Liberté d'entreprendre contre droit à l'emploi

Lors de la reprise d'un fonds de commerce, d'une gérance libre ou tout simplement du rachat d'une société, le nouvel employeur est tenu de reprendre le personnel en poste. Mais ce nouvel employeur peut vouloir un poste déjà occupé par un salarié. Cet argument permet-il de justifier le licenciement ? 

L'article L.122-12 du Code du travail prévoit, en effet, qu'en cas de modification dans la situation juridique de l'employeur, les contrats de travail en cours subsistent et se poursuivent dans les mêmes conditions.
Mais ce principe, éminemment protecteur des intérêts des salariés, se heurte parfois aux intentions du nouvel employeur. C'est notamment le cas dans notre branche d'activité où les toutes petites entreprises sont légion. Souvent, le nouvel employeur est décidé à mettre la main à la pâte et à tenir un emploi.
Or, cet emploi peut être déjà occupé par un salarié. Que faire ? La liberté d'entreprendre trouve-t-elle ici sa limite dans le droit à l'emploi du salarié ? Le nouvel employeur peut-il procéder au licenciement de ce salarié ? Quels sont les droits et obligations de chacun dans une telle situation ? Autant de questions auxquelles le conseil de prud'hommes de Paris était tenu de répondre dernièrement.

L'obligation de reclassement

La Cour de cassation impose à l'employeur l'obligation, avant de procéder au licenciement d'un salarié, de rechercher toutes possibilités de reclassement existantes.
Selon la Cour de cassation : "Le licenciement économique d'un salarié ne peut intervenir, en cas de suppression d'emploi, que si le reclassement de l'intéressé n'est pas possible."
(Cassation sociale du 1er avril 1992, notamment)
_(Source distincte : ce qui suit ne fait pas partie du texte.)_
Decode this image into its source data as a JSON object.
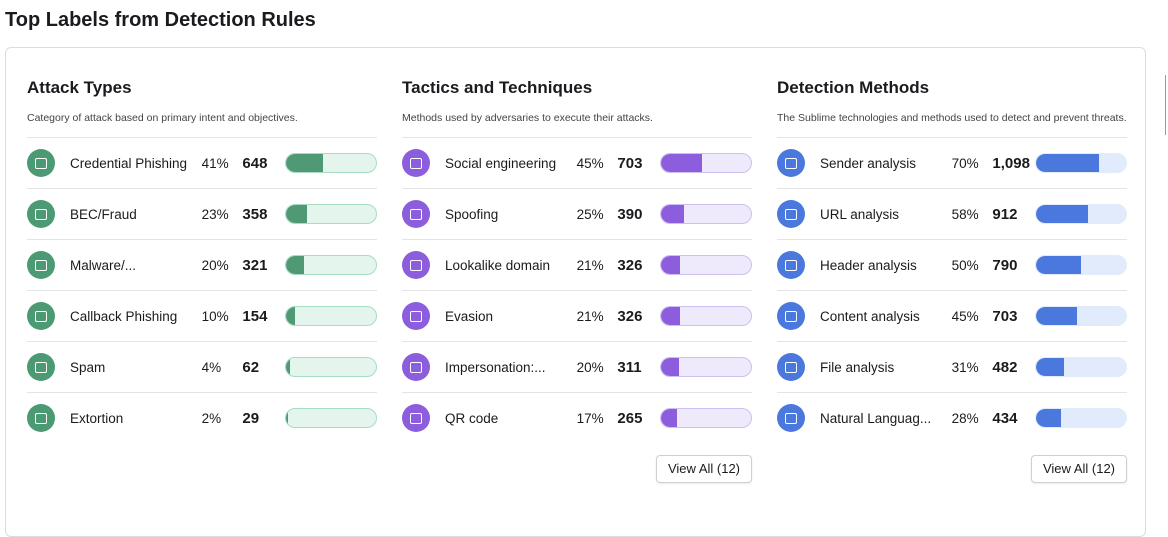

Cette obligation mise à la charge de l'entreprise, doit être examinée, tant dans l'entreprise que dans le groupe.
A cette occasion, l'employeur doit rechercher et proposer au salarié les postes disponibles de même catégorie ou de même nature, mais aussi tout emploi correspondant à une qualification inférieure. Autrement dit, l'offre de reclassement peut comporter des modifications substantielles du contrat de travail : qualification inférieure, durée de travail inférieure, salaire inférieur... Cette obligation pèse sur l'employeur, même si celui-ci a la certitude que le salarié n'acceptera pas cette proposition, et même si le salarié a déjà manifesté son désir d'être licencié et de ne pas bénéficier de la priorité de réembauchage.

Cette obligation de reclassement est bien évidemment une obligation de moyen et non une obligation de résultat. Il ne pourra être reproché à l'employeur l'absence de proposition de reclassement, dès lors qu'il n'existe aucun emploi disponible dans l'entreprise ou que le seul emploi disponible a été refusé par le salarié. Il importe de rappeler l'importance de cette obligation de reclassement. A défaut de respecter ces obligations, le licenciement perd sa justification économique. Il est abusif. (Cassation sociale du 5 juin 1996, notamment)

Un couple d'employeurs reprend un restaurant...
Un petit restaurant de quartier où l'on trouve une ambiance familiale et une cuisine goûteuse comme on l'aime. Celui-ci était tenu par un couple : lui en cuisine, elle en salle, avec l'assistance d'une employée en qualité de serveuse.
Mais, après de longues et dures années de labeur, le couple décide de prendre une retraite bien méritée et de vendre le restaurant. Cela intéresse, justement, un couple de professionnels qui, à l'occasion de cette acquisition, pourra faire le grand saut : devenir à leur tour patron. Au 1er janvier de l'année passée, ils reprennent l'établissement et, en application de l'article L. 122-12 alinéa 2 du Code du travail, le contrat de travail de la serveuse embauchée 10 ans auparavant. Malheureusement, ils n'ont guère d'occupation à lui confier. Ils ont, en effet, tous les deux décidé de prendre en charge le service en salle et de recruter un cuisinier professionnel. Dès le lendemain de la reprise de l'établissement, ils convoquent donc la salariée à un entretien préalable en vue d'un éventuel licenciement. A la suite de cet entretien, ils lui notifient son licenciement pour motif économique en raison de la suppression de son poste de serveuse.
Elle ne l'accepte pas, et saisit immédiatement le conseil de prud'hommes afin d'obtenir qu'il condamne ses nouveaux patrons à lui verser des dommages et intérêts pour licenciement abusif.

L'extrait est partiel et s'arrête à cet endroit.